しかし、悲観的なことばかりではない。広島では知られていることであるが、原爆投下のその日の午後には給水再開、投下2日後に山陽本線、その翌日にはチンチン電車を復旧など、かなり早くにインフラが整備されている(kimuraの読書ノート2019年5月『まんがで語りつぐ広島の復興』関連記事あり)。これは宇品最後となる中将が広島の原爆投下35分後から救援救護活動の陣頭指揮を執ったことによる。なぜ彼はこのような行動をとることができたのか。彼は陸大卒業後、参謀本部に配属されており、その9か月後に関東大震災に見舞われる。この時に救援救護活動を行った経緯があり、その経験がそのまま原爆投下の広島に活かされたのである。またこの時、彼は部下たちに記録を残すように重ねて促している。このことでこれが後に膨大な原爆犠牲者の記録となり後世に伝えられることとなる。「記録を残す」ことも含めて、これらの活動は中将が独自の判断で行っていることも注目すべき点である。現場とそこから離れた国との温度差をここでも感じることができる(陸軍は記録をほぼ焼却処分したことは前述した通りである)。


 あとがきに著者は「中将(司令官)という肩書を持つ将官であっても、与えられた歯車のひとつとなって邁進せねばならぬ不条理が滲んで見えた。その彼がたった一度、自身の判断で取った原爆投下後の行動は、軍隊と災害救助活動という現代的なテーマと重なって見えた。
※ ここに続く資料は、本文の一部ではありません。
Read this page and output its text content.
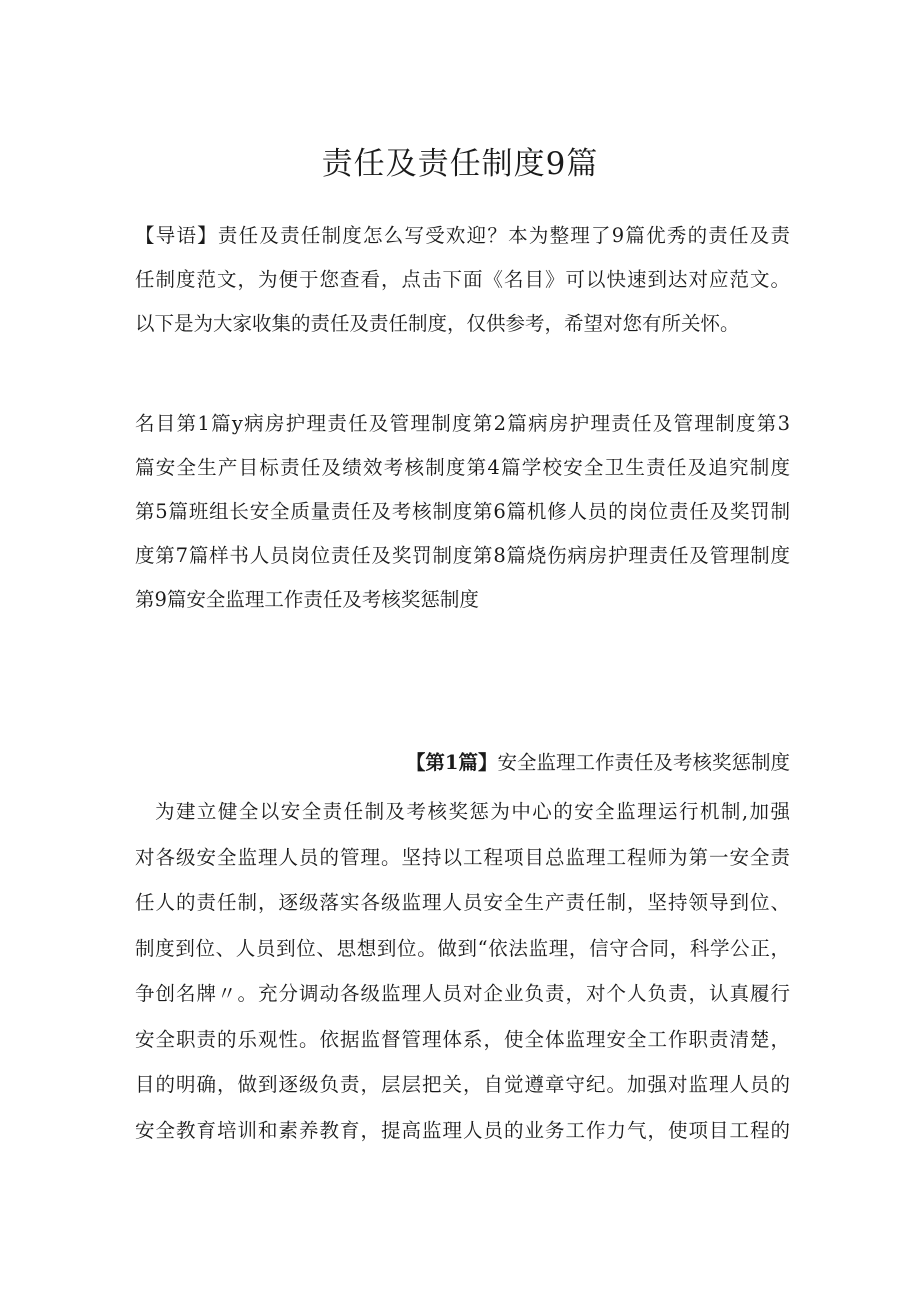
责任及责任制度9篇
【导语】责任及责任制度怎么写受欢迎？本为整理了9篇优秀的责任及责
任制度范文，为便于您查看，点击下面《名目》可以快速到达对应范文。
以下是为大家收集的责任及责任制度，仅供参考，希望对您有所关怀。
名目第1篇y病房护理责任及管理制度第2篇病房护理责任及管理制度第3
篇安全生产目标责任及绩效考核制度第4篇学校安全卫生责任及追究制度
第5篇班组长安全质量责任及考核制度第6篇机修人员的岗位责任及奖罚制
度第7篇样书人员岗位责任及奖罚制度第8篇烧伤病房护理责任及管理制度
第9篇安全监理工作责任及考核奖惩制度
【第1篇】安全监理工作责任及考核奖惩制度
为建立健全以安全责任制及考核奖惩为中心的安全监理运行机制,加强
对各级安全监理人员的管理。坚持以工程项目总监理工程师为第一安全责
任人的责任制，逐级落实各级监理人员安全生产责任制，坚持领导到位、
制度到位、人员到位、思想到位。做到“依法监理，信守合同，科学公正，
争创名牌〃。充分调动各级监理人员对企业负责，对个人负责，认真履行
安全职责的乐观性。依据监督管理体系，使全体监理安全工作职责清楚，
目的明确，做到逐级负责，层层把关，自觉遵章守纪。加强对监理人员的
安全教育培训和素养教育，提高监理人员的业务工作力气，使项目工程的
~略~ あの夏の10日間の陸軍船舶司令部の足跡は、軍隊という組織が何のために存在するのかという根源的な問いを包含している(p381)」と綴っている。それと共に私は国とそれを支える現場との乖離はいつになったら狭まるのだろうかという問いも本書から改めて感じた。国はこのことについて真摯に向き合ってくれているのであろうか。